Gedächtnisprobleme haben also oft unterschiedliche Ursachen und können auch wieder verschwinden. Wie können Sie also wissen, ob Ihr Gedächtnis dauerhaft beeinträchtigt ist?  Dafür empfiehlt sich die Abklärung in einer sogenannten Gedächtnissprechstunde, die es in ganz Deutschland gibt. 

Für eine erste Übersicht können Sie sich auch folgende Fragen stellen, oder noch besser, Sie lassen diese Fragen eine Ihnen nahestehende Person beantworten: 

Im Vergleich zu vor zwei Jahren kann ich …

… mich schlechter an Dinge erinnern, die Familienmitglieder und Freunde betreffen. 

… mich schlechter an vor kurzem stattgefundene Ereignisse erinnern. 

… mich schlechter an vor einigen Tagen stattgefundene Unterhaltungen erinnern. 

…  weniger gut das genaue heutige Datum nennen. 

… schlechter Sachen wiederfinden, die an einem anderen Ort als üblich aufbewahrt werden. 

… neue Dinge im Allgemeinen schlechter lernen. 

… finanzielle Dinge schlechter regeln (z.B. Überweisungen tätigen, Bankgeschäfte regeln, …)  

Wenn Sie mindestens dreimal mit „ja“ antworteten, könnten Sie unter einer leichten kognitiven Beeinträchtigung leiden.

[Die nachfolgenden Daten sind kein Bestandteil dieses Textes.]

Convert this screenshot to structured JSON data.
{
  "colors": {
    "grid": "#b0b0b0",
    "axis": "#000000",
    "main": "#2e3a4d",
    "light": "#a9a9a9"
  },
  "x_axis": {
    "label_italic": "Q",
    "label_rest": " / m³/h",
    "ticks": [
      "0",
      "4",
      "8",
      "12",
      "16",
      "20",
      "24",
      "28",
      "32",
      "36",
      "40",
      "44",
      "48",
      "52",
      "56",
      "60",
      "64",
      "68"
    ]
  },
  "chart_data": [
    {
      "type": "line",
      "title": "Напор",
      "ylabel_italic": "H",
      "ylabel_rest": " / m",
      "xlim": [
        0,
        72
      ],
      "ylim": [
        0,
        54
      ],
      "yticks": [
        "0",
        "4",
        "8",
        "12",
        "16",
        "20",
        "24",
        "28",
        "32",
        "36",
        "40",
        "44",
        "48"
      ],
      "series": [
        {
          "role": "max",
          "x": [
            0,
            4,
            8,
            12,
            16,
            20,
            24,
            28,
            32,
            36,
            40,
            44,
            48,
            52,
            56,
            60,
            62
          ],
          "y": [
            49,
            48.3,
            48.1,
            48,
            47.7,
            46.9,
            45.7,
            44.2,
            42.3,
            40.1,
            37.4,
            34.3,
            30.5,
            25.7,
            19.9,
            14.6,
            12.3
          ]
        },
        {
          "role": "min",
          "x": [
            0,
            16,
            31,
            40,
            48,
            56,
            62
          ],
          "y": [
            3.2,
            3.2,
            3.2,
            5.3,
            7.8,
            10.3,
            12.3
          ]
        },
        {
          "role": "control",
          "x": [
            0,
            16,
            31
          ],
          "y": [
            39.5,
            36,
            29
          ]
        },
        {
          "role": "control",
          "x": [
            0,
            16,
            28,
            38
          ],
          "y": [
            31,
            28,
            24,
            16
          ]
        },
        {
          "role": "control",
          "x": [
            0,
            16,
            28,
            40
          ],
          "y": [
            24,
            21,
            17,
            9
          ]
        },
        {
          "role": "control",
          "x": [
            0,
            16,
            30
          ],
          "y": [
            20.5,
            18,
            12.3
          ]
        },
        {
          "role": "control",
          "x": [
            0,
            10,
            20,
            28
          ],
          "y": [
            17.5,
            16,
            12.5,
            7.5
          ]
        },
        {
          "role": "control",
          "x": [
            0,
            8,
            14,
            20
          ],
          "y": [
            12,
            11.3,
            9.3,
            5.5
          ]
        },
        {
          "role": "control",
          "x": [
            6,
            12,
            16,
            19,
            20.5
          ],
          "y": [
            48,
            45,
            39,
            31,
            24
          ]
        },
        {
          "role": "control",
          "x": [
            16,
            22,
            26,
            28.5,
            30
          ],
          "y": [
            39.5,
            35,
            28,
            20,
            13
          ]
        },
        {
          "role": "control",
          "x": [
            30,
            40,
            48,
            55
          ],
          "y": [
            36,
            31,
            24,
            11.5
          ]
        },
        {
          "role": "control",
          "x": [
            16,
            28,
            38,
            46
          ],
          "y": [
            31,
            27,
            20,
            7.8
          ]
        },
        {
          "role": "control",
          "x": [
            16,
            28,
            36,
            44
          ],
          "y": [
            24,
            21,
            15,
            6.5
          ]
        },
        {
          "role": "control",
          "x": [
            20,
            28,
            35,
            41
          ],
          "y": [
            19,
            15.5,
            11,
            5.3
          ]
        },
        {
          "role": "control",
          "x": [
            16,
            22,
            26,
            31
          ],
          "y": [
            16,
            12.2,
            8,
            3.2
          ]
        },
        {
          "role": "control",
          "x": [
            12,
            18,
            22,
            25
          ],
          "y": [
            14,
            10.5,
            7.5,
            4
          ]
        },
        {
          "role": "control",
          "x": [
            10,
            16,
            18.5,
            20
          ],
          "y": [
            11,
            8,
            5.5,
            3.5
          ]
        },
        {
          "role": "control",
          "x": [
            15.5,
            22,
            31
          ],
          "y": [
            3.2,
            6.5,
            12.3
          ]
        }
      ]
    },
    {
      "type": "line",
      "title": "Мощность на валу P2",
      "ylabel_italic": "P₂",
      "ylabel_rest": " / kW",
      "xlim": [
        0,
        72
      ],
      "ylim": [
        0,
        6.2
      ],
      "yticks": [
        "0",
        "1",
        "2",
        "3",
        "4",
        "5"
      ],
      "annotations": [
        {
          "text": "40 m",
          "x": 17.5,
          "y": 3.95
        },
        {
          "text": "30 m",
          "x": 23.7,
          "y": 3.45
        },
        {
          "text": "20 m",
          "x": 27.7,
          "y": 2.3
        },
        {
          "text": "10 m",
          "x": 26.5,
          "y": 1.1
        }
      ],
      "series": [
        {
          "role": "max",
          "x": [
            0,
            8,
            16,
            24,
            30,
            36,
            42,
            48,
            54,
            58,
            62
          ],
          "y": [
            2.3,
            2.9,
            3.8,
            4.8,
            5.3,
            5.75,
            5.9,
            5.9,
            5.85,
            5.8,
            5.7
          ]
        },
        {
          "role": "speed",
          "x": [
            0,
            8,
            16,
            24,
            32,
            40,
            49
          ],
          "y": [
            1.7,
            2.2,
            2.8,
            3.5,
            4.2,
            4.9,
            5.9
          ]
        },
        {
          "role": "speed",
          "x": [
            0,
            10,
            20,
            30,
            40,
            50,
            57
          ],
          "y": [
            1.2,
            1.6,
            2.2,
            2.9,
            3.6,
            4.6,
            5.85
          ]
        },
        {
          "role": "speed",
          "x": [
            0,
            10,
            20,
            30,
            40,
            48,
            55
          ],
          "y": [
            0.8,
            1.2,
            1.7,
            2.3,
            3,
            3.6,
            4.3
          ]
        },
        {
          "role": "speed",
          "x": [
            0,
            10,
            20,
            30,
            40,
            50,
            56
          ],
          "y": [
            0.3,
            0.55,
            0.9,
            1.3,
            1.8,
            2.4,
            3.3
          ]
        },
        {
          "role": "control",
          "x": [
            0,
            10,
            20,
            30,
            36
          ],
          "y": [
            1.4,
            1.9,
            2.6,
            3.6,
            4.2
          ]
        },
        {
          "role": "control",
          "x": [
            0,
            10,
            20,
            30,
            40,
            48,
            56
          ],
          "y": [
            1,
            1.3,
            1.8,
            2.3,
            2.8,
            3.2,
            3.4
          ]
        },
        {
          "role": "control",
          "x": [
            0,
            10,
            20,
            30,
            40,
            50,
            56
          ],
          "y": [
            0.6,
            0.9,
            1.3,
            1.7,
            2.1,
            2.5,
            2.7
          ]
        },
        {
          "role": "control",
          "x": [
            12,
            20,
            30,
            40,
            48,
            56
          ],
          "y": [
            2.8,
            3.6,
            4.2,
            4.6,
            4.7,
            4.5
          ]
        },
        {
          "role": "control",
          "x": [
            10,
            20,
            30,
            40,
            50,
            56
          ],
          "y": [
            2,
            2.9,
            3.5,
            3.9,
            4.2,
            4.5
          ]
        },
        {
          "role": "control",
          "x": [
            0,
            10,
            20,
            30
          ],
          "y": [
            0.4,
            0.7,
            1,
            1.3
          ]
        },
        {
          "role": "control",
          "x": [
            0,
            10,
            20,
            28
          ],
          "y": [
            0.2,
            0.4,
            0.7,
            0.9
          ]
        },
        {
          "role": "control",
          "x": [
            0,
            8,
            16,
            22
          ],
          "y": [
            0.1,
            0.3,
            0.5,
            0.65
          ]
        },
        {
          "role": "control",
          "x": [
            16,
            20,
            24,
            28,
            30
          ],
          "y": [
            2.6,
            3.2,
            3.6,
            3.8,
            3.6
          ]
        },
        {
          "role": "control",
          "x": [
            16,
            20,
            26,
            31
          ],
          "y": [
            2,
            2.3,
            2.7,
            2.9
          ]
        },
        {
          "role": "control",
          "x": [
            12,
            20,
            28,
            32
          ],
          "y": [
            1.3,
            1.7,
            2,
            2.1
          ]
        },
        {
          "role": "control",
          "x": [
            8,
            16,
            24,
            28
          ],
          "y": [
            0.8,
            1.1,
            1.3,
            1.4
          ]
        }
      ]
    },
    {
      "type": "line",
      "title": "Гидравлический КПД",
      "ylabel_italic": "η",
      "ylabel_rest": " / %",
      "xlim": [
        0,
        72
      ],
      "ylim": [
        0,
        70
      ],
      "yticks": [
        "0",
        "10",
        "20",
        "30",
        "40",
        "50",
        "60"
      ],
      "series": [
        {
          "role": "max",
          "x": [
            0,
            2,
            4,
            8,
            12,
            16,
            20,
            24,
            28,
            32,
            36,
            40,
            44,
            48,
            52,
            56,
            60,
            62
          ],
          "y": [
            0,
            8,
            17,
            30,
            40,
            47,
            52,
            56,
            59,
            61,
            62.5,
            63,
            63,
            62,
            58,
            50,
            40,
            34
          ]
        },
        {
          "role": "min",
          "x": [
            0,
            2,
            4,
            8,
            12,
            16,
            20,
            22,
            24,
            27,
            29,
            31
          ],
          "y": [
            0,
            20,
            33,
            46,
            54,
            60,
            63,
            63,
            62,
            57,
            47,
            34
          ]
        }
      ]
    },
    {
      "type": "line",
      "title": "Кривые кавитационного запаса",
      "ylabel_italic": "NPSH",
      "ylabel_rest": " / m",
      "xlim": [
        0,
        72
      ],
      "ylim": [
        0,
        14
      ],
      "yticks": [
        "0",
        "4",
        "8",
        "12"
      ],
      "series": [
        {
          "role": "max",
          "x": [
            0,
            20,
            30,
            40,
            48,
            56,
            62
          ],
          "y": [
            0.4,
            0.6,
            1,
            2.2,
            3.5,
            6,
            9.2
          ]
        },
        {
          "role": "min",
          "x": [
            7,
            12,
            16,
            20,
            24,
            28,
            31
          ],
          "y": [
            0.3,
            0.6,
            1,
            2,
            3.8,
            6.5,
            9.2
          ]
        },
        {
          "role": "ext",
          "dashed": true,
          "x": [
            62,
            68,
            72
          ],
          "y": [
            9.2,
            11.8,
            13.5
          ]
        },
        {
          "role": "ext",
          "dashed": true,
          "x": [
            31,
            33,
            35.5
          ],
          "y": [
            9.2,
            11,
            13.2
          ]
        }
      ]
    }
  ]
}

Doch was bedeutet dies nun für Sie? 

Warum Sie jetzt handeln sollten! 

Die Wahrscheinlichkeit, an einer leichten kognitiven Beeinträchtigung zu leiden, steigt mit dem Alter. In internationalen Studien wurde festgestellt, dass etwa jede*r Zehnte der über 60-Jährigen Anzeichen einer leichten kognitiven Beeinträchtigung zeigen. Für diese Menschen besteht ein deutlich höheres Risiko innerhalb eines Jahres an Demenz zu erkranken, im Vergleich zu gesunden über 60-Jährigen.  Mit Blick auf den langfristigen Verlauf ist die Situation noch kritischer: Im Verlauf von drei Jahren entwickelt sich bei fast jeder zweiten Personen mit leichter kognitiver Beeinträchtigung eine Demenz g. Dies bedeutet, über die Zeit werden die Probleme immer gravierender, den Alltag zu regeln wird deutlich schwieriger. 

Wenn Sie an sich die ersten Gedächtnisschwierigkeiten merken, ist es also Zeit, aktiv zu werden. Derzeit gibt es noch keine gesicherten Behandlungsmöglichkeiten für eine leichte kognitive Beeinträchtigungen. Die bisherige Forschung zeigt jedoch: Eine möglichst frühzeitige Änderung des Lebensstils kann Vorbeugen und den Verlauf günstig beeinflussen! Das Entstehen einer Demenz kann verhindert oder zumindest verzögert werden. 

Behandlung von Risikofaktoren für Gedächtnisprobleme

Körperliche und psychische Erkrankungen wie beispielsweise Diabetes mellitus, Herzerkrankungen, Schädel-Hirn-Traumata (z.B. Gehirnerschütterung), Depressionen oder Angststörungen können das Risiko für eine leichte kognitive Beeinträchtigung und eine Demenz erhöhen. Eine erfolgreiche Behandlung dieser Risikofaktoren kann Ihnen also helfen, für eine längere Zeit geistig gesund zu bleiben. 

Fit im Körper…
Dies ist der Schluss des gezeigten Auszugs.